Mestranda de saúde coletiva, além de ter escrito capítulos de livros direcionados a área da saúde, como no livro “Enfermagem: Inovação, Tecnologia e Educação em Saúde”, Helena Gonçalves fala sobre a importância de estar nesse lugar de debate e estudo sobre saúde.
“É um exercício importante me colocar nesse campo do estudo, porque apesar da dimensão que é alcançada pela saúde coletiva no seu campo de estudo, por fatores humanos, existem ainda muitas questões que são negligenciadas, pouco discutidas ou mesmo pensadas“, pontua a enfermeira, que continua explicando por qual motivo ter uma mulher negra proporcionando um novo olhar.
“Compreendo que existem aqueles que se propõem a fazer o exercício da pesquisa, de levantar as pautas e discussões observando a diversidade presente na sociedade, mas é notório que discussões como saúde da população negra tenham ainda que ser uma caixinha separada que alguém tem que ficar fazendo força pra ir lá abrir e trazer para temáticas que são discutidas pensadas na sociedade“. Diante este cenário, Helena afirma por qual motivo decidiu estudar e trabalhar nessa área.
“Eu estudo saúde coletiva, e me aprofundo em trabalhar a temática de populações em vulnerabilidade justamente porque sei, compreendo e vivo o tanto que temáticas básicas que poderiam trazer uma qualidade de vida muito melhor para essas existências são extremamente negligenciadas“.
Sobre as mulheres negras que te inspiram, a enfermeira afirma que “não existirá hoje uma Helena Gonçalves em vida se não houvessem mulheres pretas ao meu lado“, e por isso, detalha quem são essas mulheres.

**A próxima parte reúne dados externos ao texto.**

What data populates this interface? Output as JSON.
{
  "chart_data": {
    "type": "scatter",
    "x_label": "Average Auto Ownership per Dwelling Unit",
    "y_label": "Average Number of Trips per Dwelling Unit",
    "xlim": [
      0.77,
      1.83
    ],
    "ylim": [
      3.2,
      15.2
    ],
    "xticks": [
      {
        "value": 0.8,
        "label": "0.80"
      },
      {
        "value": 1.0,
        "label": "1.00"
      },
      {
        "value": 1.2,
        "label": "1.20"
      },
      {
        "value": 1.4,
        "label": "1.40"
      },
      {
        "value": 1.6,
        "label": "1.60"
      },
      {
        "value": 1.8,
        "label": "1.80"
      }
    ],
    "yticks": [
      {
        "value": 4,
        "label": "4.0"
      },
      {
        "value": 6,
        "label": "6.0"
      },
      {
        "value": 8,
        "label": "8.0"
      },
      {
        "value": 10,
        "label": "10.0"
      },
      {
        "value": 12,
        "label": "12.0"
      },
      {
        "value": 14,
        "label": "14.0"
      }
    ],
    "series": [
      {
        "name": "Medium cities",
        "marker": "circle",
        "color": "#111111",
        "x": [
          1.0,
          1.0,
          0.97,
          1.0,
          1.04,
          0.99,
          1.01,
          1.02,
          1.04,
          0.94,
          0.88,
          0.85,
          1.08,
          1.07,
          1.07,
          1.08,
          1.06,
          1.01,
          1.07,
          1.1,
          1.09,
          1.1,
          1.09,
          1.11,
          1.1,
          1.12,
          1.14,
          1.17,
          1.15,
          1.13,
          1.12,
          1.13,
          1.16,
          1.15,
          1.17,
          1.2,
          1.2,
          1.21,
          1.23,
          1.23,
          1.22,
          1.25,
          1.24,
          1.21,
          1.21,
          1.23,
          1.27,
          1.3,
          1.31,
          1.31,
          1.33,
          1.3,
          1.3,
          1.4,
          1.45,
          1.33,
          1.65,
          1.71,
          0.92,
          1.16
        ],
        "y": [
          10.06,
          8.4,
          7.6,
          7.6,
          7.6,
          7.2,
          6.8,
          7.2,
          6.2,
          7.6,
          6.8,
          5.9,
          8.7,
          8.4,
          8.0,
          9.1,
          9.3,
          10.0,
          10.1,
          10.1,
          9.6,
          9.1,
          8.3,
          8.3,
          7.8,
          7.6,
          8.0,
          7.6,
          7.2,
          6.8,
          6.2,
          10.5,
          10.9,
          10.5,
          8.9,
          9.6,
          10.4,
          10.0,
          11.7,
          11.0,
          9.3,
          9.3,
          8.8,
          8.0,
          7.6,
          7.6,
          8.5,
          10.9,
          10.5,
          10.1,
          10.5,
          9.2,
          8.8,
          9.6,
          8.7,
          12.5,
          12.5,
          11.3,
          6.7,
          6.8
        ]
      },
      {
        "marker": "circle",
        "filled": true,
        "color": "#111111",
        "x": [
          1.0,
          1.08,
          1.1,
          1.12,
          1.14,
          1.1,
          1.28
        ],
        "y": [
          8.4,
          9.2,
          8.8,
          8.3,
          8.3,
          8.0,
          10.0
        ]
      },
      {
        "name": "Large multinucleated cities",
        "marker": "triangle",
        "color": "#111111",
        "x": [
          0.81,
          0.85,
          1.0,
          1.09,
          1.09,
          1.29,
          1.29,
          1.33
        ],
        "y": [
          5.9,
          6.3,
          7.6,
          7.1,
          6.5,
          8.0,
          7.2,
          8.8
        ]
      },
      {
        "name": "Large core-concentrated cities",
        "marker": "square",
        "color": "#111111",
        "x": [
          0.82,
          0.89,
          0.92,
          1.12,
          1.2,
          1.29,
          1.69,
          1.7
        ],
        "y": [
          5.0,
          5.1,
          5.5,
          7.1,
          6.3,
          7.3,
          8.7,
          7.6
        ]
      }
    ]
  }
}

“Existe a Daniele Catanhede, enquanto uma irmã por quem tenho respeito, admiração e um carinho que abraça nossa história. Tenho a Eloá Rodrigues, que foi quem desde o início da transição esteve ali do meu lado. Foi meu abrigo para conversar, onde compartilhávamos sobre nossas vivências em um lugar de troca e acolhimento em nossas semelhanças, e que em sua grandeza mostrou ao mundo que sua existência poderia ser vista com a grandeza que tem quando representou o Brasil no concurso Miss International Queen“.
Além dessas, que estão por perto, Helena também ressalta outras inspirações que de longe, também contribuem para seu fortalecimento. “Como a atual Deputada Federal Érika Hilton, que segue construindo um mandato exímio mesmo diante de tantos ataques a sua integridade e a sua existência“.